In „Die Zumutung“ hat Marianne ein Wort für die Gesunden, die ihren Körper nicht lesen können müssen: „Körper-Analphabeten“ ist dieser so treffende Ausdruck. Jene, die nicht herausgefordert sind, die Sprache des Körpers zu lernen, die aufgrund von Gesundheit sich lange niederlassen können in ihrem Körper mit der (manchmal wohl nur vermeintlichen) Aussicht auf ungestörte weitere Jahre, können sich den Hochmut gegenüber einer medizinischen Forschung oder Organtransplantation leisten. Ein Thema bei Gruber; allerdings ist in jedem dieser Romane auch das Schreiben ein Thema: Während Anton als Journalist seinen Ausweg aus der Beschränkung der Heimat und Herkunft sucht, erhofft sich Marianne: „Man muss den Tod in ein Gespräch verwickeln, ihn ablenken.
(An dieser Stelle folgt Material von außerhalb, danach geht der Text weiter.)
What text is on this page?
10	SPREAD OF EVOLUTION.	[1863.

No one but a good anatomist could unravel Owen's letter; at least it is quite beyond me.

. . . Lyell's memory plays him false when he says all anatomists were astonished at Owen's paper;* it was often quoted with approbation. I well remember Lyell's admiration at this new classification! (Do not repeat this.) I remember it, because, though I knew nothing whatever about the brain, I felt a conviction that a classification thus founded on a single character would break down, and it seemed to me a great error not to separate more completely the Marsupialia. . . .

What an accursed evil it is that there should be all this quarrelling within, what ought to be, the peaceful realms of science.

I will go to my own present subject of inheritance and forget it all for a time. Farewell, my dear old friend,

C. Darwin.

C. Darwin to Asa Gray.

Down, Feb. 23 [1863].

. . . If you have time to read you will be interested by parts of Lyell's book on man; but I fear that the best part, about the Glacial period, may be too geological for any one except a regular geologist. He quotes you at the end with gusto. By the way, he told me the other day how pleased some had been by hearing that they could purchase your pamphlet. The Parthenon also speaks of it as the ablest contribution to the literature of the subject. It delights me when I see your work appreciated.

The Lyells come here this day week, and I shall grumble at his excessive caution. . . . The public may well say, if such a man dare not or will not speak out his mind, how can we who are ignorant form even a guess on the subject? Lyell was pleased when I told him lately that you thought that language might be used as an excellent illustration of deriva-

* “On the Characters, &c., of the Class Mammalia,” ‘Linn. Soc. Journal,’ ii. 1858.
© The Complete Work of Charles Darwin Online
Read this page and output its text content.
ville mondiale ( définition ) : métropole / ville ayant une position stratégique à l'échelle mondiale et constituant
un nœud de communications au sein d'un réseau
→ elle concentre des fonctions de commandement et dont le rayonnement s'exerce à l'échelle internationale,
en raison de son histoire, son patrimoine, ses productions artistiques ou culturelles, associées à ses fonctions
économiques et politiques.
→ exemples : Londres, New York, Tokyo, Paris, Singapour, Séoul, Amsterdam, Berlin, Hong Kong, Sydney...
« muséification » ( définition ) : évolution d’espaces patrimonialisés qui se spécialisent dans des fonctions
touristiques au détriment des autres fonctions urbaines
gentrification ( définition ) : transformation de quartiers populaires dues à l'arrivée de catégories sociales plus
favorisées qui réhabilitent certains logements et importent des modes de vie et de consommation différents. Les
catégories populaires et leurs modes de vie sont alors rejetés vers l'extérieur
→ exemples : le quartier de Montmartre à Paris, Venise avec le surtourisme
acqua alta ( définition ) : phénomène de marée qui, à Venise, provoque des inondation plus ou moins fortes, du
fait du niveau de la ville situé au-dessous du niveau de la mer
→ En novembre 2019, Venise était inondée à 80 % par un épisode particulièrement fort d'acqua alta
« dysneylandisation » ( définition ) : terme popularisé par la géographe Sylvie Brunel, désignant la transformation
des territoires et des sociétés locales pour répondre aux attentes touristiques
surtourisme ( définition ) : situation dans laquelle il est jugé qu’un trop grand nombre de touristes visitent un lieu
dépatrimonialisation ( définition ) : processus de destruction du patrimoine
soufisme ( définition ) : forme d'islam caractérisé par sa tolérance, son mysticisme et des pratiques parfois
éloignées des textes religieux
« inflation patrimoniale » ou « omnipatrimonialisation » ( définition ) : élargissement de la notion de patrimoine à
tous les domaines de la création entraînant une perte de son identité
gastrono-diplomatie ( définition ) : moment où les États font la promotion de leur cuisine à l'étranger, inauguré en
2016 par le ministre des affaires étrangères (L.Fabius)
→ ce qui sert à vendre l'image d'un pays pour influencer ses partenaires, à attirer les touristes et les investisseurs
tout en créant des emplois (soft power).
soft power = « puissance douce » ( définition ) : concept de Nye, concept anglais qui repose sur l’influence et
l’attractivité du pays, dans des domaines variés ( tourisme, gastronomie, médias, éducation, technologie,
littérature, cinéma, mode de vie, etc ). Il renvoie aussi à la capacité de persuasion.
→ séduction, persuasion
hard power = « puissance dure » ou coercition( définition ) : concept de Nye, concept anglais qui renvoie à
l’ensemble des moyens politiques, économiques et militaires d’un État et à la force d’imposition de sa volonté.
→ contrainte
Er arbeitet weniger schnell, wenn man mit ihm spricht.“ Irma schließlich erschreibt sich das Leben der Organspenderin, deren Niere ihr Leben verlängern und verbessern kann. Die Autorin greift damit den Faden auf, den alle Kunst schaffenden Menschen mit ihrer Arbeit ergriffen haben: jenen der Überwindung des Todes durch die Kunst.

Jury

Die Schriftstellerin Barbara Neuwirth, Grubers Laudatorin, war ebenso Mitglied der Jury wie Marianne Gruber (Österreichische Gesellschaft für Literatur) und der Innsbrucker Germanist Johann Holzner (Brenner-Archiv).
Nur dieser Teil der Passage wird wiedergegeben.